Khoshbin Amir, Lingard Lorelei, Wright James G
Department of Surgery, University of Toronto, the.
Can J Surg. 2009 Aug;52(4):309-315.
Wrong-site, wrong-procedure and wrong-patient surgeries are catastrophic events for patients, medical caregivers and institutions. Operating room (OR) briefings are intended to reduce the risk of wrong-site surgeries and promote collaboration among OR personnel. The purpose of our study was to evaluate 2 OR briefing safety initiatives, "07:35 huddles" (preoperative OR briefing) and "surgical time-outs" (perioperative OR briefing), at the Hospital for Sick Children in Toronto, Ont. METHODS: First, we evaluated the completion and components of the 07:35 huddles and surgical time-outs briefings using direct observations. We then evaluated the attitudes of the OR staff regarding safety in the OR using the "Safety Attitudes Questionnaire, Operating Room version." Finally, we conducted personal interviews with OR personnel. RESULTS: Based on direct observations, 102 of 159 (64.1%) 07:35 huddles and 230 of 232 (99.1%) surgical time-outs briefings were completed. The perception of safety in the OR improved, but only among nurses. Regarding difficulty discussing errors in the OR, the nurses' mean scores improved from 3.5 (95% confidence interval [CI] 3.2-3.8) prebriefing to 2.8 (95% CI 2.5-3.2) postbriefing on a 5-point Likert scale (p < 0.05). Personal interviews confirmed that, mainly among the nursing staff, pre-and perioperative briefing tools increase the perception of communication within the OR, such that discussions regarding errors within the OR are more encouraged. CONCLUSION: Structured communication tools, such as 07:35 huddles and surgical time-outs briefings, especially for the nursing personnel, change the notion of individual advocacy to one of teamwork and being proactive about patient safety.

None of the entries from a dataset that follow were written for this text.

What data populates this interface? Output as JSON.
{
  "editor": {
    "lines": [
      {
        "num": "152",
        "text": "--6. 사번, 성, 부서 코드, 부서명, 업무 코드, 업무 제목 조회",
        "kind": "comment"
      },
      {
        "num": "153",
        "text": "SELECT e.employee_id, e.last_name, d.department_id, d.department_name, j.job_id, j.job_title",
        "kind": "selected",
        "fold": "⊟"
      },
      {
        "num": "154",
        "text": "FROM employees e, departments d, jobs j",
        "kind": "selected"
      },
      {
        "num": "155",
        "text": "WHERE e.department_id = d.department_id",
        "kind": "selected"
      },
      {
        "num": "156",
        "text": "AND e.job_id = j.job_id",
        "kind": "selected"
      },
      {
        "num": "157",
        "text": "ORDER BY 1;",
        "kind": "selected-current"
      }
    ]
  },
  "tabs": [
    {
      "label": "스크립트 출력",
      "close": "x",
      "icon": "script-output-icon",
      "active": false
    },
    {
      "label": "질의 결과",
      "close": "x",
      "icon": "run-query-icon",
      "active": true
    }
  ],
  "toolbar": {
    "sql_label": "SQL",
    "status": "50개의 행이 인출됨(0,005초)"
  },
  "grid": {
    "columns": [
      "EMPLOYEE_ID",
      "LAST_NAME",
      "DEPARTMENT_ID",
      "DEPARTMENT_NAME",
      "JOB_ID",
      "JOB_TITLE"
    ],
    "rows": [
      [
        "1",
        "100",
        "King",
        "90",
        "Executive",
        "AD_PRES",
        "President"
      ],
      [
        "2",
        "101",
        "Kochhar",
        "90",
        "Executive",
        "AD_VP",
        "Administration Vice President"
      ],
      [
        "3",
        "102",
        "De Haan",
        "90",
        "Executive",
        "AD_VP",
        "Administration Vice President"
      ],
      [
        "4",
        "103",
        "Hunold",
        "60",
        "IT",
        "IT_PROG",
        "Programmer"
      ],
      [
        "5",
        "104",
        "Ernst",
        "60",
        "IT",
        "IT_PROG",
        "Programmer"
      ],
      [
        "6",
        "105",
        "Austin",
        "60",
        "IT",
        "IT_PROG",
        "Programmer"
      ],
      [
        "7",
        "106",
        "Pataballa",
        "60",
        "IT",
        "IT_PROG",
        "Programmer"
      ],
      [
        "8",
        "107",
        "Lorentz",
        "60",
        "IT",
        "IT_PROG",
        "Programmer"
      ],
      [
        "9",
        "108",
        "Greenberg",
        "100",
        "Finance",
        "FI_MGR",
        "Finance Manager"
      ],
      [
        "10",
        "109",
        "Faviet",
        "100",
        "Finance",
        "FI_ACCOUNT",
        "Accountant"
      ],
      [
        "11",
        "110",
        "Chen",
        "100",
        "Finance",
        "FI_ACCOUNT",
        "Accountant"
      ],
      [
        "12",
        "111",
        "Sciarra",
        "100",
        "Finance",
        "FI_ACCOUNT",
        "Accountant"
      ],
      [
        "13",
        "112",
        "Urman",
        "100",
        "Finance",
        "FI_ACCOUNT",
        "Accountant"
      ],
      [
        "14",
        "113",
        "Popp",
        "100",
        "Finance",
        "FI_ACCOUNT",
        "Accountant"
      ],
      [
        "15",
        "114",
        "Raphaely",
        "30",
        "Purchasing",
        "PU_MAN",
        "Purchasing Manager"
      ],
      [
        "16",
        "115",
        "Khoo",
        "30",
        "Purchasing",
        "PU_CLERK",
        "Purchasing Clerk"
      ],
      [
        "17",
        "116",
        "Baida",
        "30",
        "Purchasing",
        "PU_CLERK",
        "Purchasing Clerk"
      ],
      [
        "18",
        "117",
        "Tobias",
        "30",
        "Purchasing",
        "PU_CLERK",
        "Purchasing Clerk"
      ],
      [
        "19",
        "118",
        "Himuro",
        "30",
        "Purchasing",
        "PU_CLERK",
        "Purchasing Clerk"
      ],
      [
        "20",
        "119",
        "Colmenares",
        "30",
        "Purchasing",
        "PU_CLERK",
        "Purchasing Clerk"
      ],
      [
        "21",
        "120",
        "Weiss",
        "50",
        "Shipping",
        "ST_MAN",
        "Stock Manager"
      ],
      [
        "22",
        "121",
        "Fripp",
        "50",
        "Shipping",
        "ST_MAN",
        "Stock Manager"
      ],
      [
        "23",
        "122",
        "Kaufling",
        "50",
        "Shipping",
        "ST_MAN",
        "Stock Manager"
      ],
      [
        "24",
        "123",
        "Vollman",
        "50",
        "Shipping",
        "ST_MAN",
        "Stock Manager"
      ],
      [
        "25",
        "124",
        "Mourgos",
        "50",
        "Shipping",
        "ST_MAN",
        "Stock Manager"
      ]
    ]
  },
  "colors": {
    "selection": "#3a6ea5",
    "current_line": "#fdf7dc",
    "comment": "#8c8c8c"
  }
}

手术部位错误、手术操作错误和患者错误的手术对患者、医护人员和医疗机构来说都是灾难性事件。手术室简报旨在降低手术部位错误的风险,并促进手术室人员之间的协作。我们研究的目的是评估安大略省多伦多市病童医院的两项手术室简报安全举措,即“07:35 碰头会”(术前手术室简报)和“手术暂停”(围手术期手术室简报)。
首先,我们通过直接观察评估了 07:35 碰头会和手术暂停简报的完成情况及组成部分。然后,我们使用“手术室版安全态度问卷”评估了手术室工作人员对手术室安全的态度。最后,我们对手术室人员进行了个人访谈。
基于直接观察,159 次 07:35 碰头会中有 102 次(64.1%)完成,232 次手术暂停简报中有 230 次(99.1%)完成。手术室的安全认知有所改善,但仅在护士中。在 5 分制李克特量表上,关于在手术室讨论错误的难度,护士的平均得分从简报前的 3.5(95%置信区间[CI]3.2 - 3.8)降至简报后的 2.8(95%CI 2.5 - 3.2)(p < 0.05)。个人访谈证实,主要在护理人员中,术前和围手术期简报工具提高了对手术室内沟通的认知,因此更鼓励在手术室内讨论错误。
结构化沟通工具,如 07:35 碰头会和手术暂停简报,特别是对护理人员而言,将个人倡导的观念转变为团队合作和积极主动保障患者安全的观念。